Meanwhile preheat grill to medium high (400-450 degrees) and soak wooden skewers in water. Thread steak and onion pieces alternately onto 8 10-inch skewers, packing them tightly. Brush with additional oil.

Place skewers on oiled grates; grill, uncovered, turning as needed, until well charred and browned on all sides, 8-10 minutes for medium or until desired degree on doneness. Transfer skewers to a platter; squeeze lemon over top before serving.

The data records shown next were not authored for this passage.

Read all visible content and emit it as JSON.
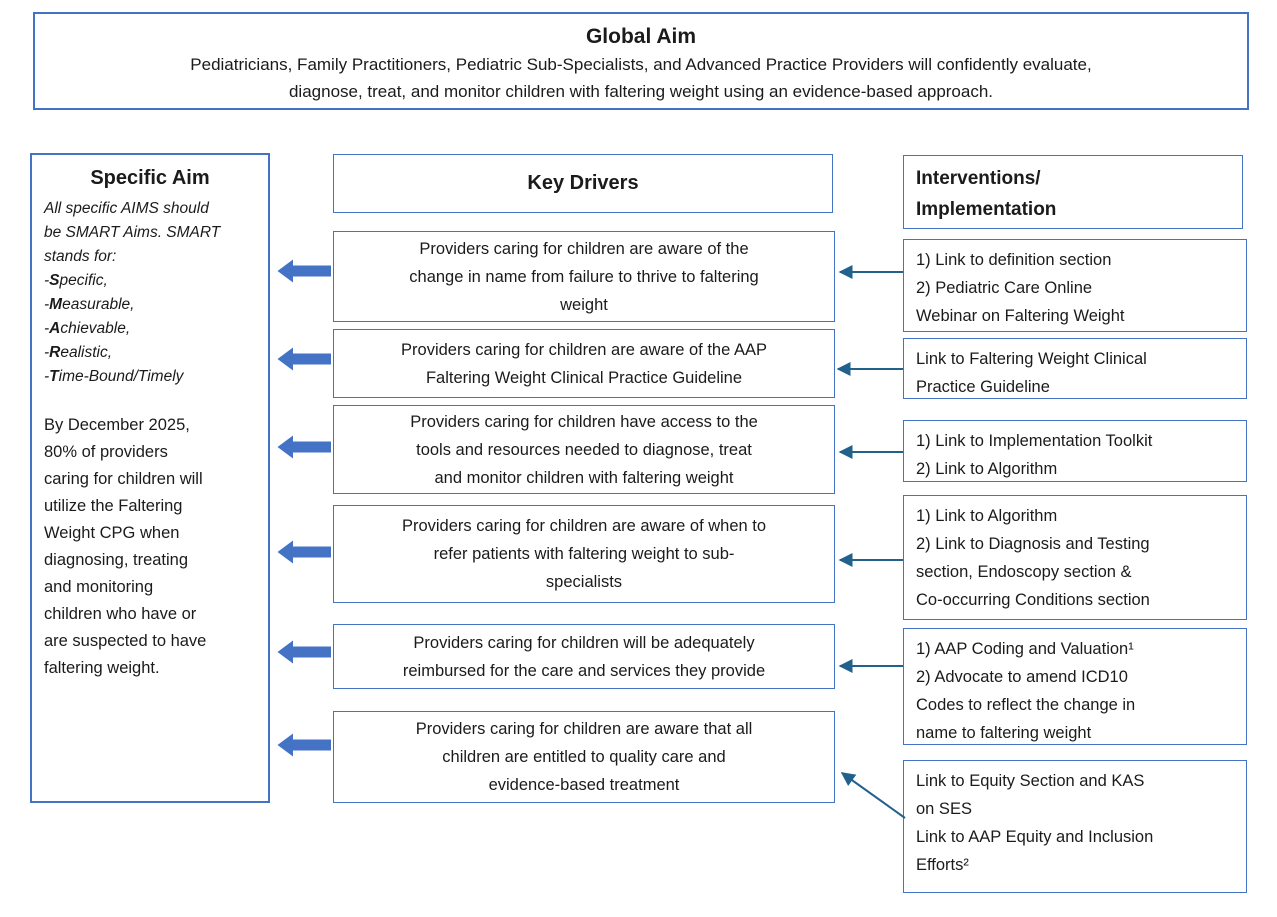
{
  "colors": {
    "box_border": "#4472C4",
    "block_arrow": "#4472C4",
    "connector": "#21618C",
    "text": "#1B1B1B"
  },
  "global_aim": {
    "title": "Global Aim",
    "body": [
      "Pediatricians, Family Practitioners, Pediatric Sub-Specialists, and Advanced Practice Providers will confidently evaluate,",
      "diagnose, treat, and monitor children with faltering weight using an evidence-based approach."
    ]
  },
  "specific_aim": {
    "title": "Specific Aim",
    "intro": [
      "All specific AIMS should",
      "be SMART Aims. SMART",
      "stands for:"
    ],
    "smart_dash": "-",
    "smart_items": [
      {
        "bold": "S",
        "rest": "pecific,"
      },
      {
        "bold": "M",
        "rest": "easurable,"
      },
      {
        "bold": "A",
        "rest": "chievable,"
      },
      {
        "bold": "R",
        "rest": "ealistic,"
      },
      {
        "bold": "T",
        "rest": "ime-Bound/Timely"
      }
    ],
    "statement": [
      "By December 2025,",
      "80% of providers",
      "caring for children will",
      "utilize the Faltering",
      "Weight CPG when",
      "diagnosing, treating",
      "and monitoring",
      "children who have or",
      "are suspected to have",
      "faltering weight."
    ]
  },
  "key_drivers": {
    "title": "Key Drivers",
    "items": [
      [
        "Providers caring for children are aware of the",
        "change in name from failure to thrive to faltering",
        "weight"
      ],
      [
        "Providers caring for children are aware of the AAP",
        "Faltering Weight Clinical Practice Guideline"
      ],
      [
        "Providers caring for children have access to the",
        "tools and resources needed to diagnose, treat",
        "and monitor children with faltering weight"
      ],
      [
        "Providers caring for children are aware of when to",
        "refer patients with faltering weight to sub-",
        "specialists"
      ],
      [
        "Providers caring for children will be adequately",
        "reimbursed for the care and services they provide"
      ],
      [
        "Providers caring for children are aware that all",
        "children are entitled to quality care and",
        "evidence-based treatment"
      ]
    ]
  },
  "interventions": {
    "title": [
      "Interventions/",
      "Implementation"
    ],
    "items": [
      [
        "1) Link to definition section",
        "2) Pediatric Care Online",
        "Webinar on Faltering Weight"
      ],
      [
        "Link to Faltering Weight Clinical",
        "Practice Guideline"
      ],
      [
        "1) Link to Implementation Toolkit",
        "2) Link to Algorithm"
      ],
      [
        "1) Link to Algorithm",
        "2) Link to Diagnosis and Testing",
        "section, Endoscopy section &",
        "Co-occurring Conditions section"
      ],
      [
        "1) AAP Coding and Valuation¹",
        "2) Advocate to amend ICD10",
        "Codes to reflect the change in",
        "name to faltering weight"
      ],
      [
        "Link to Equity Section and KAS",
        "on SES",
        "Link to AAP Equity and Inclusion",
        "Efforts²"
      ]
    ]
  }
}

NOTE: Make sure, whenever you're making some sort of kebab with cubed meat, to put similar sized meat on one skewer. That way, if you had some random smaller pieces and then other larger pieces, you can easily cook them to the right degree of doneness. Smaller pieces mixed in with large tend to get overcooked.

Serves 4

Prep Time: 15 minutes
Total Time: 45 minutes

Recipe from People Magazine

Tuesday, April 28, 2026

Oreo Dirt Pie

I love Oreos and I love when things come together well with Oreos: ice cream, cookies, cakes, etc. The only thing that didn't work for me on this recipe was the poke cake portion of it. Typically all the stuff would flow into the holes and fill the cake, but mine was still too thick. Tasted fine, but not as it should have been. Maybe I didn't heat the fudge long enough? 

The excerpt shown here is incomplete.